Masking is taught today as a leadership strategy – one that can only ever be short-term and to meet a specific need, lest it create an inauthentic and self-undermining leader. Adopting a strategic persona; disguising intent; negotiating. We speak of masking true intent when the gesture of concealment actually does more to reveal. “Indigenous Australians know themselves through art using masks,” Deborah Cheetham had said in her exhibition opening talk. “We are part of a nation that has many masks” – and here, she had reflected on how difficult it’s becoming to watch the nightly news, seeing people wearing “masks that tell us that our government is compassionate – if you can bring yourself to see the news.” The most profound moment in opening the exhibition had rightly belonged to Aunty Joy Wandin Murphy, announcing today as the anniversary of Barak’s death: Barak who had been so important to C19th art as an Indigenous practitioner, Barak who was so significant a leader, Barak who was Joy’s grandfather.

The mask offers a richness of expression for interpretation. The masks of the Greek tragedy, highlighting the actor’s body and voice, projected out larger than life for the gathered thousands who were in no position to make out lips and eyes, to distinguish subtle changes in facial expression. The mask chooses a mode of expression and empowers it, sometimes at the expense of other modes of expression. The woman’s veil, the man’s suit. Everyday modes and styles, concealing what we imagine can be hidden from ourselves in the form we present to others. In reflecting on these works, I have covered over many others – which await your visit.

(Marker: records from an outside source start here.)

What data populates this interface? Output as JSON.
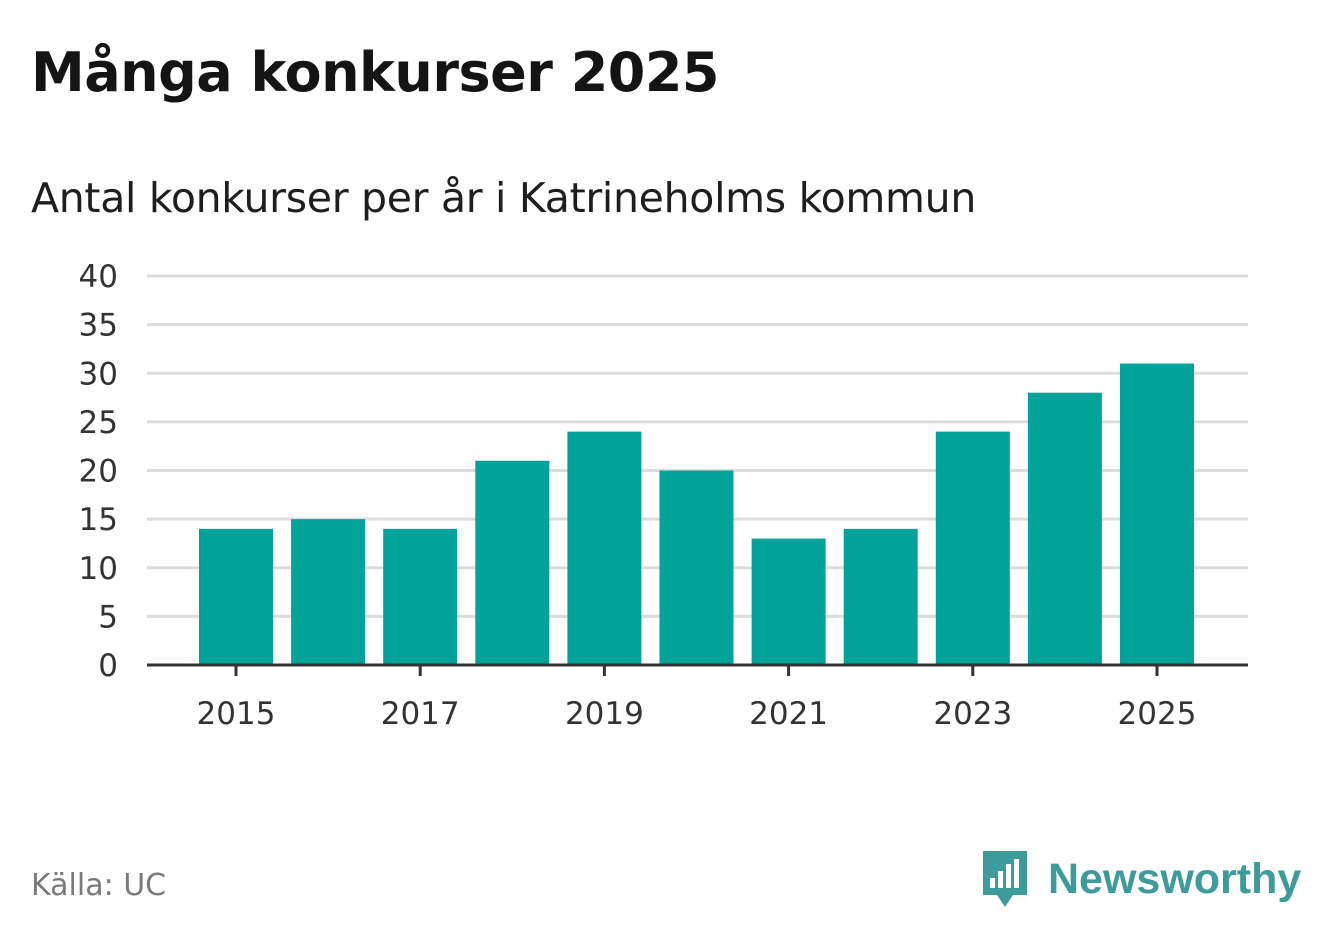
{
  "title": "Många konkurser 2025",
  "subtitle": "Antal konkurser per år i Katrineholms kommun",
  "source": "Källa: UC",
  "brand": {
    "name": "Newsworthy",
    "icon": "newsworthy-logo-icon",
    "color": "#3d9b9a"
  },
  "colors": {
    "bar": "#00a39a",
    "grid": "#dcdcdc",
    "axis": "#333333"
  },
  "chart_data": {
    "type": "bar",
    "categories": [
      "2015",
      "2016",
      "2017",
      "2018",
      "2019",
      "2020",
      "2021",
      "2022",
      "2023",
      "2024",
      "2025"
    ],
    "values": [
      14,
      15,
      14,
      21,
      24,
      20,
      13,
      14,
      24,
      28,
      31
    ],
    "x_tick_labels": [
      "2015",
      "2017",
      "2019",
      "2021",
      "2023",
      "2025"
    ],
    "y_ticks": [
      0,
      5,
      10,
      15,
      20,
      25,
      30,
      35,
      40
    ],
    "ylim": [
      0,
      40
    ],
    "grid": true,
    "legend": false
  }
}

At the exhibition’s opening, Deborah Cheetham had expressed in words what our bodies had all been feeling in place: a profound communion with a landscape heavily fogged, now lifting, now settling again across the valley, now masking, now revealing. Allan Powell designed TarraWarra to evoke what Leon van Schaik calls poetics in architecture: it is a place to commune – to locate oneself at the interstices of country and built environment – at once truth and mask.

 

Whisper in My Mask
TarraWarra Museum of Modern Art
15 August – 16 November 2014
Curated by Djon Mundine and Natalie King

Featuring work by boat-people (Safdar Ahmed, Zehra Ahmed, Stephanie Carrick, Dave Gravina, Katie Hepworth, Jiann Hughes, Deborah Kelly, Enda Murray, Pip Shea, Sumugan Sivanesan and Jamil Yamani) (NSW), Daniel Boyd (NSW), Søren Dahlgaard (VIC), Destiny Deacon & Virginia Fraser (VIC), Karla Dickens (NSW), Fiona Foley (QLD), Tony Garifalakis (VIC), Sandra Hill (WA), Gabriella Mangano and Silvana Mangano (VIC), Romaine Moreton (VIC), Nasim Nasr (SA), Polixeni Papapetrou (VIC), Elizabeth Pedler (WA), Sangeeta Sandrasegar (VIC), The Telepathy Project (Veronica Kent and Sean Peoples) (VIC) and The Tjanpi Desert Weavers Project with Fiona Hall (SA/NT/WA).